Airlines Want to Stack Passengers One on Top of the Other in Coach

The future of low-cost travel may involve airlines stacking Economy passengers one on top of the other. That’s the nightmarish vision of designer Alejandro Nunez Vicente, who just won a prestigious design award for the Chaise Lounge Economy Seat, his design for two-level stacked airline seats.
The seats, which have been built as a real-life prototype but have not yet been adopted by any airlines, feature two levels of seats stacked on top of each other. Passengers climb up a small step to reach the top level. On the bottom level, passengers must endure having another seat essentially right in front of their face.
The benefit? More seats crammed onto already-crowded planes, and thus potentially lower per-seat costs. The design allows even more density of passengers than is present in current Economy cabins. Airlines love the idea of adding more seats because every additional seat added to a plane increases the amount that an airline earns for each flight.
Nunez Vicente told the New York Post that the idea started out as a college project, but it’s fast turning into reality. He has exhibited a prototype of the design at prominent airline trade shows and reportedly found investors to help further develop it.
There are some issues. The design requires removing overhead bins, so passengers must squeeze their luggage into the space in front of their feet. The top row is also so close to the ceiling of the plane that passengers seated there can’t stand up fully.
Still, Nunez Vicente insists that he set out to improve the flying experience for Economy passengers, not to torture them. He’s on the side of passengers, not necessarily the airlines, he says. The two-level configuration reportedly allows for some enhanced creature comforts, including more leg room and even lie-flat seats in certain configurations.

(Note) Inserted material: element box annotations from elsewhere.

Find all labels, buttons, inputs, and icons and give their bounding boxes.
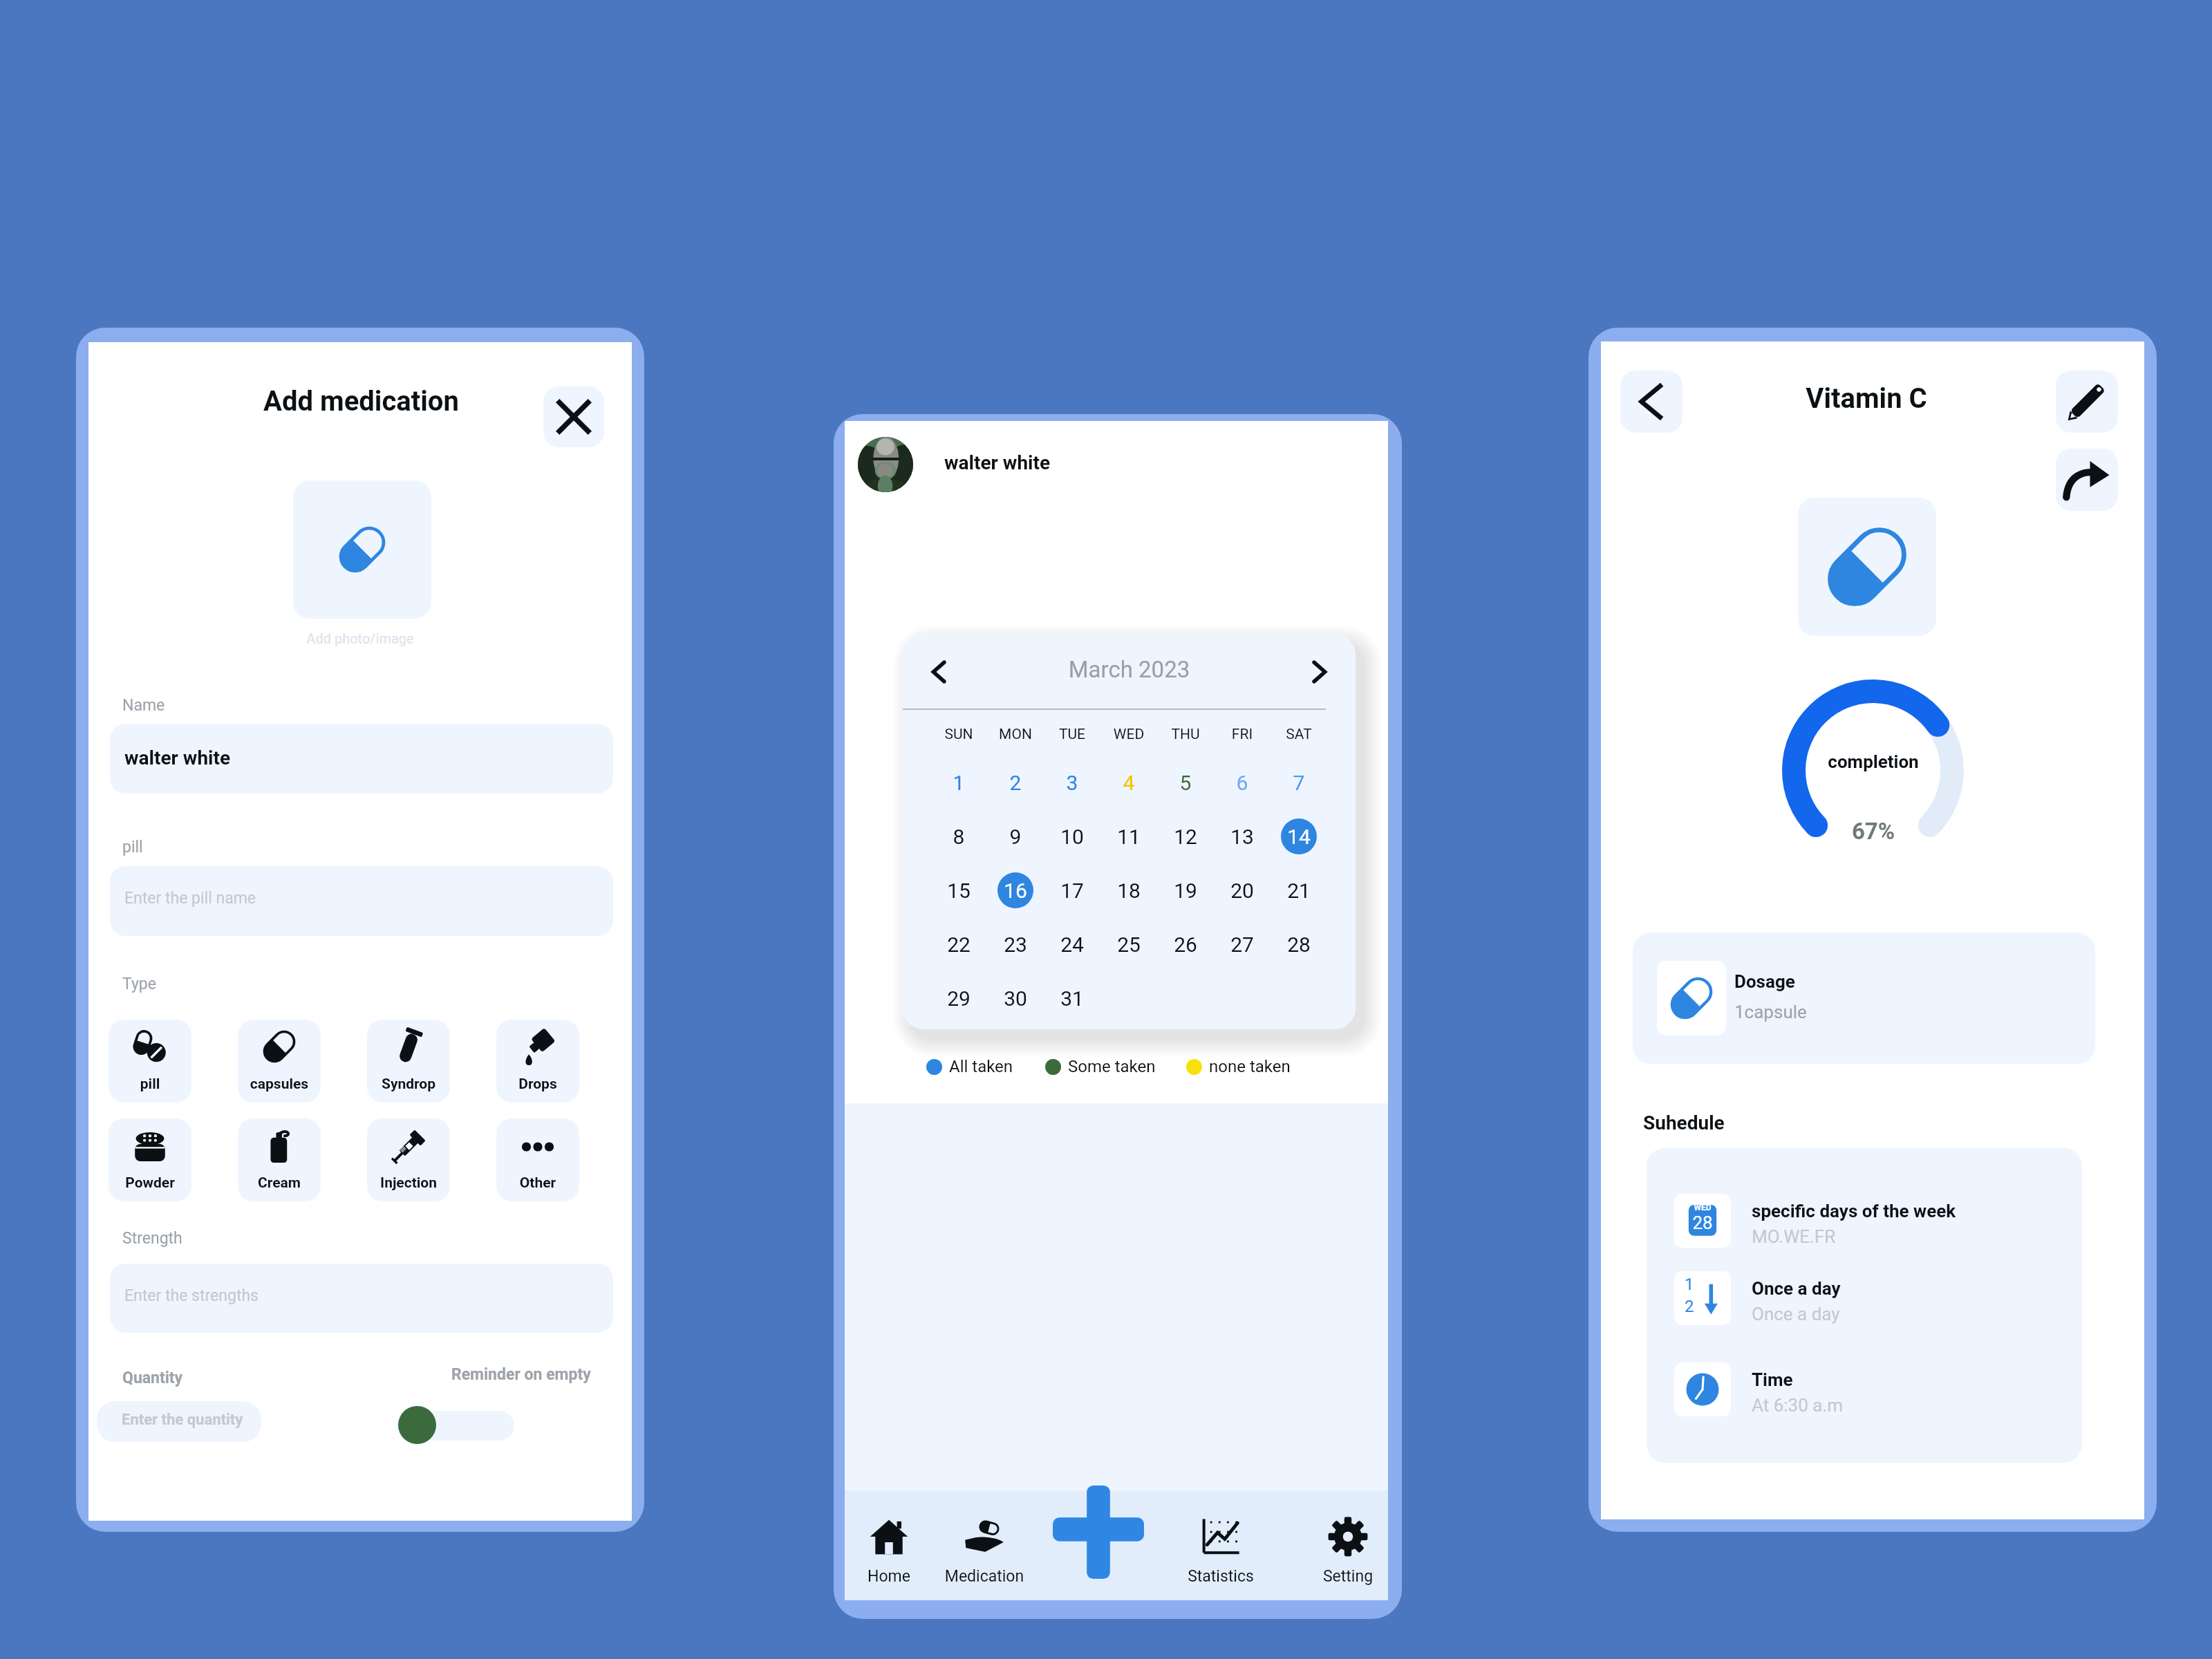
button[interactable] [987,975,1044,1021]
staticText: FRI [1214,726,1271,743]
button[interactable]: Syndrop [367,1020,450,1103]
staticText: MON [987,726,1044,743]
button[interactable]: Close [543,386,604,447]
button[interactable]: Add photo [293,480,431,619]
button[interactable] [987,921,1044,967]
button[interactable]: All taken [926,1057,1013,1076]
button[interactable]: Share [2056,449,2118,511]
button[interactable] [1214,868,1271,913]
staticText: 1 [930,771,987,795]
staticText: Home [834,1567,946,1586]
button[interactable] [930,975,987,1021]
staticText: Time [1752,1369,1793,1390]
staticText: 29 [930,986,987,1011]
staticText: 2 [987,771,1044,795]
button[interactable] [1271,921,1327,967]
staticText: Enter the strengths [124,1286,259,1305]
button[interactable]: capsules [238,1020,321,1103]
button[interactable]: Enter the strengths [110,1264,613,1333]
button[interactable]: 1 [1647,1271,2082,1340]
staticText: 30 [987,986,1044,1011]
button[interactable]: Back [1620,371,1683,433]
button[interactable]: none taken [1186,1057,1291,1076]
button[interactable]: Home [834,1490,946,1600]
staticText: 27 [1214,932,1271,957]
staticText: none taken [1209,1057,1291,1076]
staticText: 8 [930,825,987,849]
button[interactable] [1044,921,1100,967]
button[interactable] [1044,814,1100,859]
button[interactable]: Drops [496,1020,579,1103]
staticText: 19 [1157,879,1214,903]
button[interactable]: walter white [110,724,613,794]
staticText: Type [122,975,156,993]
staticText: Quantity [122,1369,183,1387]
button[interactable] [930,868,987,913]
staticText: 7 [1271,771,1327,795]
button[interactable]: Profile photo [858,437,913,492]
button[interactable]: Time [1647,1362,2082,1432]
button[interactable]: Dosage [1633,932,2095,1064]
button[interactable]: Powder [109,1118,191,1201]
staticText: Some taken [1068,1057,1156,1076]
staticText: THU [1157,726,1214,743]
staticText: 14 [1271,825,1327,849]
button[interactable]: Cream [238,1118,321,1201]
button[interactable] [1100,868,1157,913]
button[interactable] [987,868,1044,913]
button[interactable]: Next month [1299,652,1339,692]
button[interactable]: Statistics [1164,1490,1277,1600]
button[interactable]: Enter the quantity [97,1401,261,1442]
button[interactable]: Other [496,1118,579,1201]
button[interactable] [1157,868,1214,913]
button[interactable] [930,921,987,967]
staticText: March 2023 [903,656,1356,683]
button[interactable] [987,814,1044,859]
staticText: 13 [1214,825,1271,849]
button[interactable]: Edit [2056,371,2118,433]
button[interactable] [1271,868,1327,913]
staticText: Once a day [1752,1278,1841,1299]
staticText: MO.WE.FR [1752,1226,1836,1247]
button[interactable]: Setting [1291,1490,1402,1600]
button[interactable] [1214,921,1271,967]
button[interactable] [1100,814,1157,859]
staticText: 5 [1157,771,1214,795]
button[interactable] [1044,975,1100,1021]
button[interactable]: pill [109,1020,191,1103]
staticText: Other [496,1174,579,1192]
button[interactable]: Previous month [919,652,959,692]
staticText: SUN [930,726,987,743]
button[interactable] [1044,868,1100,913]
button[interactable]: Add medication [1053,1485,1144,1579]
button[interactable]: WED [1647,1194,2082,1263]
button[interactable]: Some taken [1045,1057,1156,1076]
button[interactable]: Medication [928,1490,1041,1600]
button[interactable] [930,814,987,859]
staticText: Vitamin C [1595,382,2138,415]
button[interactable] [1271,814,1327,859]
button[interactable] [1214,814,1271,859]
button[interactable] [1157,921,1214,967]
staticText: Cream [238,1174,321,1192]
staticText: walter white [944,451,1051,474]
button[interactable]: Enter the pill name [110,866,613,936]
staticText: Dosage [1734,971,1795,992]
staticText: 28 [1271,932,1327,957]
staticText: pill [109,1076,191,1093]
button[interactable]: Reminder on empty toggle [397,1403,514,1448]
staticText: Strength [122,1229,182,1248]
staticText: 6 [1214,771,1271,795]
staticText: pill [122,838,143,856]
staticText: 24 [1044,932,1100,957]
staticText: Suhedule [1643,1112,1725,1134]
staticText: 2 [1685,1297,1694,1316]
staticText: SAT [1271,726,1327,743]
staticText: Powder [109,1174,191,1192]
staticText: Add photo/image [88,630,632,646]
staticText: Add medication [263,385,459,418]
button[interactable] [1157,814,1214,859]
button[interactable]: Injection [367,1118,450,1201]
staticText: 67% [1782,818,1965,845]
button[interactable] [1100,921,1157,967]
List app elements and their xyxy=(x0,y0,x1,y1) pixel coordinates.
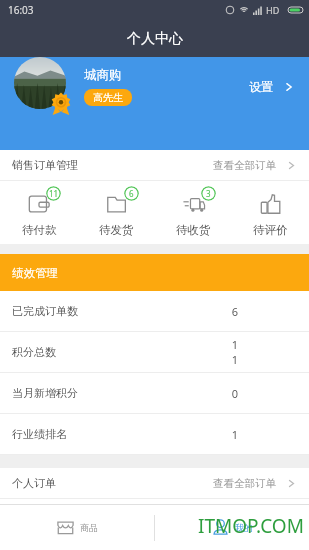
button[interactable]: 销售订单管理 xyxy=(0,150,309,180)
button[interactable]: 当月新增积分 xyxy=(0,373,309,413)
staticText: 11 xyxy=(49,188,59,199)
staticText: 待发货 xyxy=(99,223,134,237)
staticText: 3 xyxy=(206,188,211,199)
staticText: 行业绩排名 xyxy=(12,427,67,441)
button[interactable]: 商品 xyxy=(0,505,154,550)
staticText: 城商购 xyxy=(84,67,122,83)
button[interactable]: 6 xyxy=(78,189,155,237)
staticText: 0 xyxy=(229,386,241,401)
button[interactable]: 我的 xyxy=(155,505,309,550)
staticText: 销售订单管理 xyxy=(12,158,78,172)
button[interactable]: 11 xyxy=(0,189,78,237)
staticText: 已完成订单数 xyxy=(12,304,78,318)
staticText: ITMOP.COM xyxy=(198,513,304,539)
button[interactable]: 积分总数 xyxy=(0,332,309,372)
staticText: 查看全部订单 xyxy=(213,477,276,490)
staticText: 设置 xyxy=(249,79,273,94)
staticText: 高先生 xyxy=(93,91,123,104)
staticText: 16:03 xyxy=(8,3,34,17)
staticText: 11 xyxy=(229,337,241,367)
staticText: 绩效管理 xyxy=(12,266,58,280)
button[interactable]: 待评价 xyxy=(232,189,309,237)
button[interactable]: 行业绩排名 xyxy=(0,414,309,454)
staticText: HD xyxy=(266,4,280,16)
button[interactable]: 已完成订单数 xyxy=(0,291,309,331)
staticText: 个人订单 xyxy=(12,476,56,490)
staticText: 积分总数 xyxy=(12,345,56,359)
staticText: 查看全部订单 xyxy=(213,159,276,172)
staticText: 6 xyxy=(129,188,134,199)
staticText: 当月新增积分 xyxy=(12,386,78,400)
staticText: 1 xyxy=(229,427,241,442)
staticText: 待收货 xyxy=(176,223,211,237)
button[interactable]: 3 xyxy=(155,189,232,237)
staticText: 商品 xyxy=(80,522,98,533)
button[interactable]: 个人订单 xyxy=(0,468,309,498)
button[interactable]: 城商购 xyxy=(0,57,309,150)
staticText: 个人中心 xyxy=(127,30,183,48)
staticText: 我的 xyxy=(235,522,253,533)
staticText: 6 xyxy=(229,304,241,319)
staticText: 待评价 xyxy=(253,223,288,237)
staticText: 待付款 xyxy=(22,223,57,237)
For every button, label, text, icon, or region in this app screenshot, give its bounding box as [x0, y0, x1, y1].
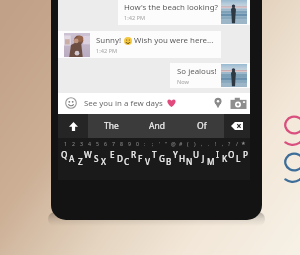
staticText: O — [228, 149, 235, 160]
staticText: 4 — [88, 140, 91, 147]
staticText: The — [104, 120, 119, 132]
staticText: : — [144, 140, 146, 147]
button[interactable]: Sunny! — [58, 31, 221, 58]
button[interactable]: Camera — [230, 97, 247, 110]
staticText: / — [236, 140, 238, 147]
staticText: L — [236, 153, 241, 164]
staticText: V — [145, 156, 151, 167]
staticText: X — [101, 156, 107, 167]
staticText: See you in a few days — [84, 98, 163, 109]
staticText: E — [110, 149, 115, 160]
staticText: . — [208, 140, 210, 147]
staticText: R — [131, 149, 137, 160]
staticText: 2 — [72, 140, 75, 147]
staticText: , — [222, 140, 224, 147]
staticText: 5 — [96, 140, 99, 147]
staticText: ? — [228, 140, 231, 147]
staticText: Y — [173, 149, 178, 160]
staticText: 0 — [136, 140, 139, 147]
staticText: 1:42 PM — [96, 47, 118, 55]
staticText: M — [207, 156, 214, 167]
staticText: How's the beach looking? — [124, 2, 219, 13]
staticText: U — [193, 149, 200, 160]
staticText: C — [124, 156, 130, 167]
staticText: Of — [197, 120, 207, 132]
staticText: H — [179, 153, 186, 164]
staticText: 1 — [64, 140, 67, 147]
staticText: P — [243, 149, 248, 160]
staticText: F — [138, 153, 143, 164]
staticText: I — [216, 149, 219, 160]
staticText: So jealous! — [177, 66, 217, 77]
staticText: W — [84, 149, 92, 160]
staticText: J — [202, 153, 205, 164]
staticText: ) — [194, 140, 196, 147]
staticText: 3 — [80, 140, 83, 147]
button[interactable]: Location — [211, 96, 225, 110]
button[interactable]: Of — [179, 114, 224, 138]
staticText: S — [94, 153, 99, 164]
staticText: ★ — [241, 140, 246, 146]
staticText: N — [186, 156, 193, 167]
staticText: @ — [171, 140, 176, 147]
button[interactable]: The — [88, 114, 134, 138]
staticText: 8 — [120, 140, 123, 147]
button[interactable]: How's the beach looking? — [118, 0, 250, 25]
staticText: Now — [177, 78, 189, 86]
staticText: # — [179, 140, 183, 147]
staticText: A — [69, 153, 75, 164]
staticText: 1:42 PM — [124, 14, 146, 22]
staticText: B — [166, 156, 172, 167]
staticText: ' — [159, 140, 161, 147]
staticText: G — [159, 153, 165, 164]
staticText: 6 — [104, 140, 107, 147]
button[interactable]: Backspace — [224, 114, 250, 138]
staticText: K — [222, 153, 228, 164]
staticText: And — [149, 120, 165, 132]
button[interactable]: And — [134, 114, 179, 138]
staticText: Q — [61, 149, 68, 160]
staticText: ; — [152, 140, 154, 147]
staticText: ( — [187, 140, 189, 147]
button[interactable]: Shift — [58, 114, 88, 138]
staticText: T — [152, 149, 157, 160]
staticText: ! — [215, 140, 217, 147]
staticText: Z — [78, 156, 83, 167]
staticText: D — [117, 153, 123, 164]
staticText: " — [165, 140, 168, 147]
button[interactable]: Emoji — [65, 97, 77, 109]
staticText: 7 — [112, 140, 115, 147]
staticText: Wish you were here... — [132, 35, 214, 46]
button[interactable]: So jealous! — [170, 63, 250, 88]
staticText: 9 — [128, 140, 131, 147]
staticText: , — [201, 140, 203, 147]
staticText: Sunny! — [96, 35, 122, 46]
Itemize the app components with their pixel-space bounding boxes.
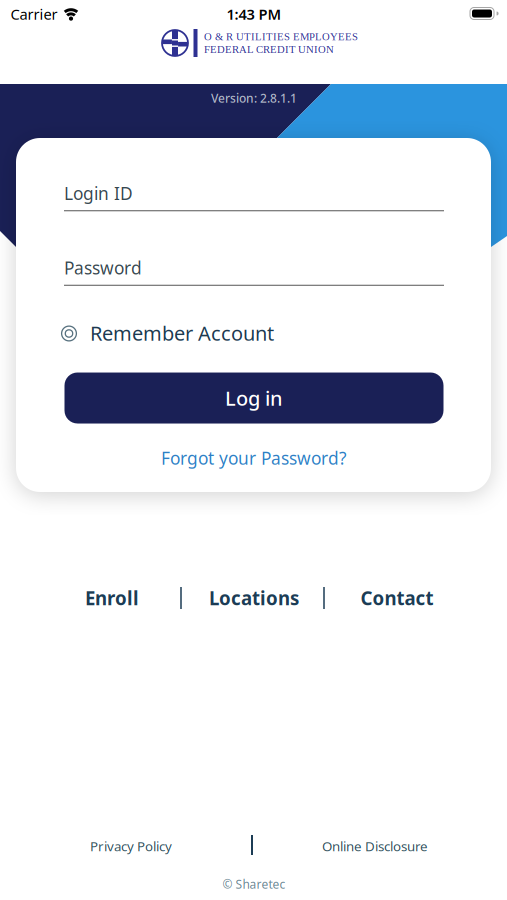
staticText: Contact: [360, 586, 434, 610]
staticText: Remember Account: [90, 320, 274, 346]
button[interactable]: Forgot your Password?: [161, 446, 347, 470]
staticText: FEDERAL CREDIT UNION: [204, 44, 334, 55]
staticText: Locations: [209, 586, 299, 610]
staticText: 1:43 PM: [226, 4, 282, 24]
staticText: © Sharetec: [222, 876, 286, 892]
button[interactable]: Login ID: [64, 182, 444, 211]
staticText: O & R UTILITIES EMPLOYEES: [204, 31, 358, 42]
staticText: Forgot your Password?: [161, 446, 347, 470]
button[interactable]: Password: [64, 256, 444, 286]
button[interactable]: Log in: [64, 372, 444, 424]
staticText: Login ID: [64, 182, 133, 205]
button[interactable]: Enroll: [85, 586, 139, 610]
staticText: Online Disclosure: [322, 837, 428, 855]
button[interactable]: Online Disclosure: [322, 837, 428, 855]
staticText: Password: [64, 256, 142, 279]
staticText: Version: 2.8.1.1: [211, 90, 297, 106]
staticText: Enroll: [85, 586, 139, 610]
button[interactable]: Privacy Policy: [90, 837, 172, 855]
button[interactable]: Remember Account: [60, 320, 448, 346]
staticText: Privacy Policy: [90, 837, 172, 855]
staticText: Carrier: [10, 4, 58, 24]
staticText: Log in: [225, 385, 283, 411]
button[interactable]: Locations: [209, 586, 299, 610]
button[interactable]: Contact: [360, 586, 434, 610]
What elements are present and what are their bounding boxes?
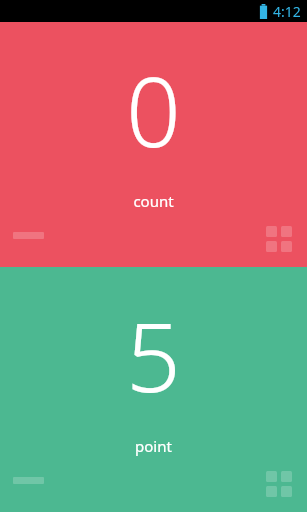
staticText: 5 bbox=[126, 289, 181, 420]
button[interactable]: Grid view bbox=[266, 226, 292, 252]
staticText: count bbox=[133, 191, 174, 211]
staticText: point bbox=[135, 436, 172, 456]
button[interactable]: Grid view bbox=[266, 471, 292, 497]
button[interactable]: 5 bbox=[0, 267, 307, 512]
staticText: 4:12 bbox=[273, 2, 301, 21]
other: Battery bbox=[259, 4, 268, 19]
staticText: 0 bbox=[126, 44, 181, 175]
button[interactable]: 0 bbox=[0, 22, 307, 267]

The design is also intended to open up airline travel to more people, Nunez Vicente says. Currently, air travel is available only to a relatively wealthy slice of the world’s population, cutting others off from the opportunity to travel abroad or travel for work. Stacking passengers should lower fares, opening up flights to a broader range of people.
The trend mirrors several other trends that focus on eliminating personal space in order to reduce costs and make the world more equitable. The tiny house movement reflects many of the same tendencies, as do the launch of co-living and shared travel arrangements. Many cities now offer dwellings as small as 100 square feet with shared common areas or even larger dwellings subdivided into personal, stackable pods.
It also mirrors an ongoing trend in the airline industry towards cramming more and more people into the same aircraft. Airlines now routinely implement 10-abreast seating, squeezing ten people into a single row, to maximize revenue and keep ticket costs down.
Still, it’s unclear whether airlines will actually implement a stacked design or whether passengers would really tolerate it. Perhaps on extremely low-priced, short-haul flights (such as those between different European countries), such a configuration would make sense. But it’s hard to imagine passengers accepting a stacked seating arrangement on longer flights.
The seats would also need to clear safety testing, ensuring that they could still allow for the use of oxygen masks and life preservers and ensuring that passengers could still escape from them quickly in the event of an emergency.
What do you think? Would you fly in a double-decker airline seat if the price was right?